Inúmeras são as técnicas de reprodução assistida, sendo as duas mais conhecidas e utilizadas, a inseminação artificial, onde o sêmen colhido é introduzido no aparelho genital da mulher e a fertilização in vitro, quando a fecundação se dá fora do corpo feminino, sendo posteriormente o embrião transferido para o útero.
Visto isto, surgem duas situações em que a reprodução assistida pode trazer reflexos na vida do doador: a que ocorre na constância do casamento e a que ocorre fora dele.
Não havendo declaração de maternidade ou paternidade no registro de nascimento, possível é a propositura da já famigerada ação de investigação de paternidade ou de investigação de maternidade, para apuração do pai ou da mãe biológicos e o conseqüente reconhecimento da filiação.
Questão interessante surge quando a reprodução assistida se der na constância do casamento, onde o marido ou companheiro assente com o fato, impugna a legitimidade ou originalidade do sêmen.
O Código Civil português, já prevendo situações dessa natureza determinou em seu artigo 1.839: "Não é permitida a impugnação da paternidade com fundamento em inseminação artificial ao cônjuge que nela consentiu.", sendo certo que, no direito brasileiro, a legislação ainda é omissa e enseja possibilidade de intermináveis batalhas jurídicas.
Nesse caso, se a impugnação for julgada procedente teremos um problema de família que poderá até justificar a dissolução do casamento ou da sociedade conjugal além do da filiação a ser examinado e resolvido.
Outra hipótese, mais preocupante, diz respeito à mulher que, em sendo solteira, separada judicialmente, divorciada ou viúva, submete-se a uma das formas de reprodução assistida logrando uma gestação e filhos sem pais.
Poderão estas crianças investigar sua paternidade biológica, aforando a competente ação investigatória contra o doador do sêmen que fecundou o óvulo de sua mãe?
A resposta merece detida análise pois, enquanto crianças, representadas ou assistidas por sua genitora, o direito e a moral repugnariam tal forma de proceder, com base no inaceitável beneficiamento da própria torpeza. Quando adultas, o ânimo já não seria mais de quem escolheu o sêmen X ou Y mas sim de um inocente que veio ao mundo por obra e graça de seu pai (doador) e sua mãe (receptor) e que teria o direito de saber sua ascendência, até por motivos de segurança genética, como soe acontecer com casamentos entre irmãos que nunca se viram, independentemente do direito à filiação estar assegurado pela Constituição Federal.
É necessário ter-se em mente que os avanços científicos foram muito mais rápidos do que a evolução do pensamento da sociedade, cabendo-nos estudar a necessidade e utilidade da criação de normas que venham a permitir a utilização, eticamente aceitável, de tão importante avanço tecnológico.

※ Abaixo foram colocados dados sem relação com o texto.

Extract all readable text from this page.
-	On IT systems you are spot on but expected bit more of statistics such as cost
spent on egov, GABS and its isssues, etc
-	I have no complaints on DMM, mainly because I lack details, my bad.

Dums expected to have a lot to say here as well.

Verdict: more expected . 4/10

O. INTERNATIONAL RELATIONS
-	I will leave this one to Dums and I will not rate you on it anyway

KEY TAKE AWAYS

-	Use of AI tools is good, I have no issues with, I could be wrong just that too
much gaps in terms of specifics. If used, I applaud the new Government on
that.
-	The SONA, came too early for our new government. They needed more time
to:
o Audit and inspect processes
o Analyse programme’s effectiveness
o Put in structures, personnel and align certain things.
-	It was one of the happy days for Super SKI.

Finalmente, mesmo levando-se em conta o avanço do liberalismo moral, nossa sociedade, intimamente, outorga o direito ao filho havido fora do casamento de, se o quiser, obter o reconhecimento judicial da paternidade que lhe foi negada pelo pai biológico, mesmo que em decorrência de ser mero doador de sêmen, assim como confere-lhe o direito de tornar-se, seu legítimo herdeiro.